Taking a policy out on a child can give parents the financial security to take time off work,or maybe not go back at all. It can also guarantee the child’s insurability later on in life, since it’s generally cheaper and simpler to get life coverage when you’re young and healthy than as you get older.

How do you take life insurance out on someone?

“Here’s the most important word in buying insurance on someone else,” says Claxton. “Insurable interest. That’s what underwriters are looking for: how does this impact you — the person buying this policy — if that person dies? And why do you want it on that person?”

To get the answers to those questions, you’ll need to divulge what the relationship is between you, the owner of the policy, and the insured. (As the owner of the policy, you’re the only person who can make changes to it.)

You’re proving yourself in relationship, in health, and wealth

Not only do you have to prove why you want insurance on this person; you also need to justify the amount of insurance you’re asking for. An example: one spouse is a doctor and makes $400,000 a year. The other is a stay-at-home parent by choice. The doctor can’t take out millions of dollars of insurance on the stay-at-home parent’s life because it doesn’t make any sense why he or she would need that much money should they pass away.

“An underwriter will come back and say, ‘why are you buying this much insurance? Can you explain?’... It needs to be logical,” says Claxton.

Once those items are established, the age of the insured needs to be considered. If they’re a minor (under 18), they don’t need to be present to sign; but if they’re 18 or older, then they must sign for the policy and chances are they will need to undergo a medical exam, or some form of medical questioning.

“You’re proving yourself in relationship, in health, and wealth,” says Claxton. “All three of those things will be factored into purchasing the insurance — no matter who’s buying it on whom.”

How do you prevent abuse of the process?

There are several checks and balances in place that help agents be sure that taking a life insurance policy on someone else is being done for legitimate reasons.

“Agents aren’t underwriters but they are the first line of underwriting,” says David Mendenhall, a life insurance broker at Mendenhall Financial. “So they’re going to screen people.”

Once agents tick the insurable interest box, there are a few more ways they can vet the legitimacy of an application. Medical examinations for those 18 and over is one. And so is practicing what Claxton calls “field underwriting.”

When insuring a minor, however, you can buy a policy without the child knowing or signing.

“In the old days we used to have to lay eyes on these children,” says Claxton. “I still don’t write anything without seeing somebody. If I don’t see those children, I don’t write those children.”

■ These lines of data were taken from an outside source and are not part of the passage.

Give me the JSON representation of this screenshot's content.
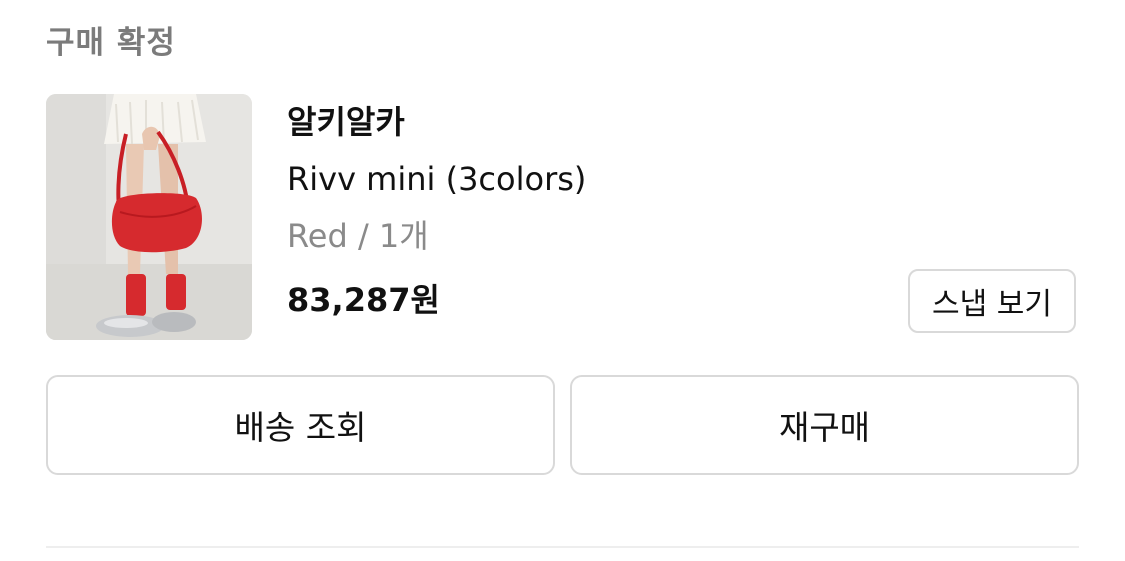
{
  "order": {
    "status_label": "구매 확정"
  },
  "product": {
    "image_alt": "product-photo",
    "brand": "알키알카",
    "name": "Rivv mini (3colors)",
    "option": "Red / 1개",
    "price": "83,287원"
  },
  "buttons": {
    "snap": "스냅 보기",
    "tracking": "배송 조회",
    "reorder": "재구매"
  },
  "colors": {
    "accent_product": "#d62a2e",
    "border": "#d9d9d9",
    "muted_text": "#8a8a8a"
  }
}
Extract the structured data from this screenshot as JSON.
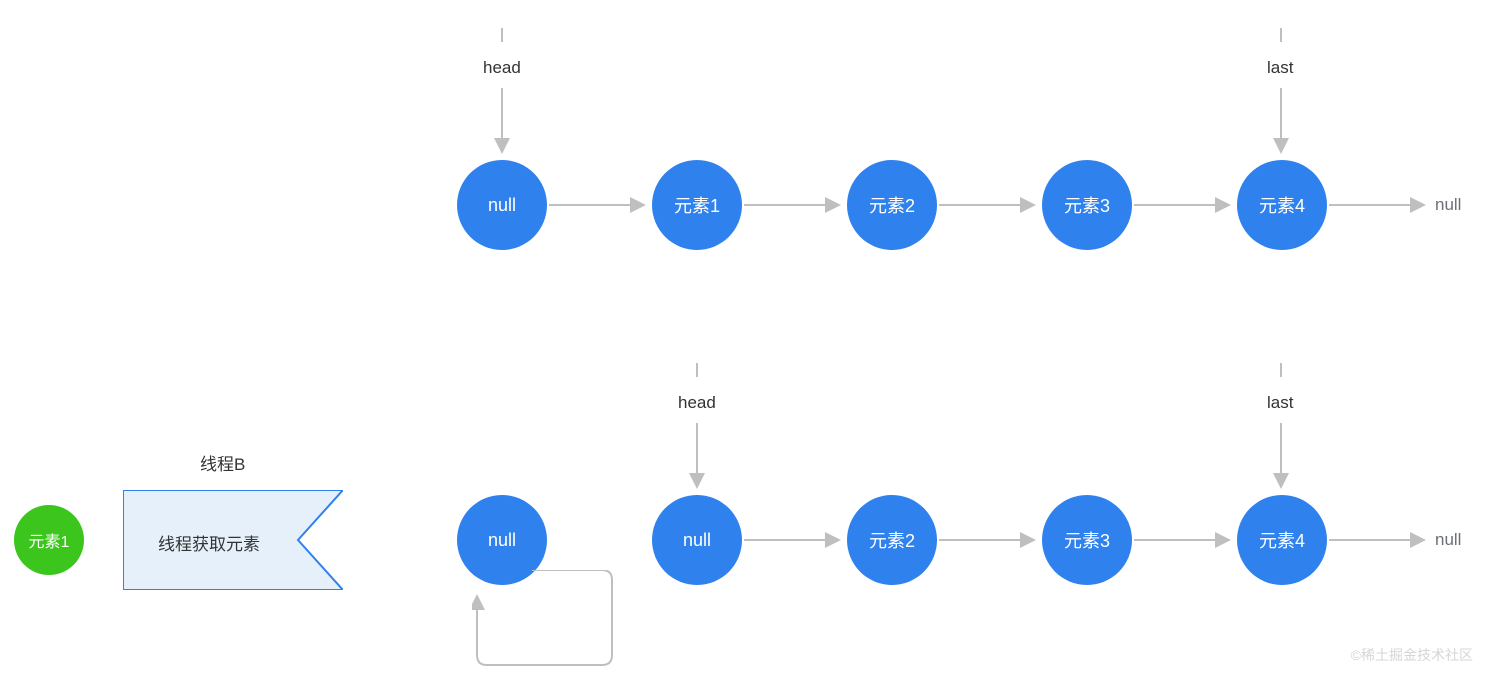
{
  "pointers": {
    "head": "head",
    "last": "last"
  },
  "row1": {
    "nodes": [
      "null",
      "元素1",
      "元素2",
      "元素3",
      "元素4"
    ],
    "tail_null": "null"
  },
  "row2": {
    "detached_node": "null",
    "nodes": [
      "null",
      "元素2",
      "元素3",
      "元素4"
    ],
    "tail_null": "null"
  },
  "thread": {
    "title": "线程B",
    "action": "线程获取元素",
    "element": "元素1"
  },
  "colors": {
    "node_blue": "#2f81ed",
    "node_green": "#3cc61d",
    "pentagon_fill": "#e6f0fa",
    "pentagon_stroke": "#2f81ed",
    "arrow": "#bfbfbf",
    "text": "#333333"
  },
  "watermark": "©稀土掘金技术社区"
}
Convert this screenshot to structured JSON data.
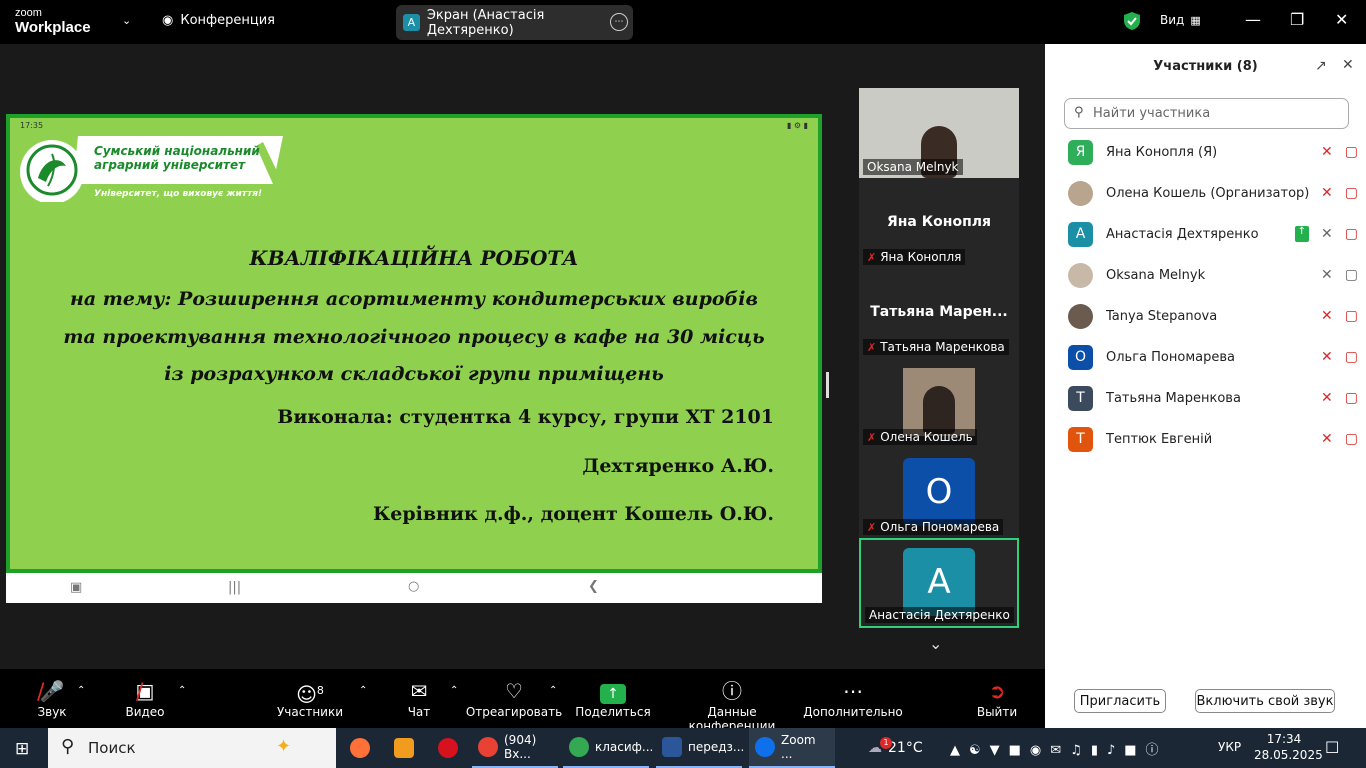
{
  "topbar": {
    "logo_line1": "zoom",
    "logo_line2": "Workplace",
    "conference_label": "Конференция",
    "screen_share_initial": "А",
    "screen_share_label": "Экран (Анастасія Дехтяренко)",
    "view_label": "Вид"
  },
  "slide": {
    "phone_time": "17:35",
    "university_name_line1": "Сумський національний",
    "university_name_line2": "аграрний університет",
    "university_motto": "Університет, що виховує життя!",
    "title": "КВАЛІФІКАЦІЙНА РОБОТА",
    "topic_line1": "на тему: Розширення асортименту кондитерських виробів",
    "topic_line2": "та проектування технологічного процесу в кафе на 30 місць",
    "topic_line3": "із розрахунком складської групи приміщень",
    "author_line": "Виконала: студентка 4 курсу, групи ХТ 2101",
    "author_name": "Дехтяренко А.Ю.",
    "supervisor_line": "Керівник д.ф., доцент Кошель О.Ю."
  },
  "gallery": {
    "tile1_name": "Oksana Melnyk",
    "tile2_bigname": "Яна Конопля",
    "tile2_name": "Яна Конопля",
    "tile3_bigname": "Татьяна  Марен...",
    "tile3_name": "Татьяна Маренкова",
    "tile4_name": "Олена Кошель",
    "tile5_initial": "О",
    "tile5_name": "Ольга Пономарева",
    "tile6_initial": "А",
    "tile6_name": "Анастасія Дехтяренко"
  },
  "participants": {
    "title": "Участники (8)",
    "search_placeholder": "Найти участника",
    "list": [
      {
        "initial": "Я",
        "name": "Яна Конопля (Я)",
        "color": "#2fae5a"
      },
      {
        "initial": "",
        "name": "Олена Кошель (Организатор)",
        "color": "#b9a48d"
      },
      {
        "initial": "А",
        "name": "Анастасія Дехтяренко",
        "color": "#1b8fa6"
      },
      {
        "initial": "",
        "name": "Oksana Melnyk",
        "color": "#c8b8a8"
      },
      {
        "initial": "",
        "name": "Tanya Stepanova",
        "color": "#6b5a4e"
      },
      {
        "initial": "О",
        "name": "Ольга Пономарева",
        "color": "#0b4fa8"
      },
      {
        "initial": "Т",
        "name": "Татьяна Маренкова",
        "color": "#3b4a5c"
      },
      {
        "initial": "Т",
        "name": "Тептюк Евгеній",
        "color": "#e0540d"
      }
    ],
    "invite_button": "Пригласить",
    "unmute_button": "Включить свой звук"
  },
  "toolbar": {
    "audio": "Звук",
    "video": "Видео",
    "participants": "Участники",
    "participants_count": "8",
    "chat": "Чат",
    "react": "Отреагировать",
    "share": "Поделиться",
    "info": "Данные конференции",
    "more": "Дополнительно",
    "leave": "Выйти"
  },
  "taskbar": {
    "search": "Поиск",
    "app1": "(904) Вх...",
    "app2": "класиф...",
    "app3": "передз...",
    "app4": "Zoom ...",
    "weather": "21°C",
    "lang": "УКР",
    "time": "17:34",
    "date": "28.05.2025",
    "notif_badge": "1"
  }
}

Beyond these measures, all life insurance policies have what’s called an incontestability period, where in order to guard against fraud, the insurer will dig deep to verify the legitimacy of any claim made within the first two years of the policy being issued.

“The insurance company is going to go through everything with a fine-tooth comb,” says Mendenhall. “They’re going to go into detail, and they’re going to find out if you lied.”

Life policies also feature a suicide clause, which says that the person insured under the policy cannot commit suicide within the first two years of the policy being issued, or the beneficiary won’t receive the payout. The clause is designed to deter the insured from taking their own life so that their family can receive a financial windfall, since it requires that premiums be paid for at least two years.

“As morbid as it sounds, you could take care of your family by committing suicide and make sure they’re financially okay,” says Mendenhall.

Insurance agents like Mendenhall and Claxton know firsthand the implications of the work they do — and why it’s so important to get it right.

“A life insurance policy is a promise on a piece of paper to pay your family if you’re gone,” says Claxton. “I don’t think any of us take that lightly.”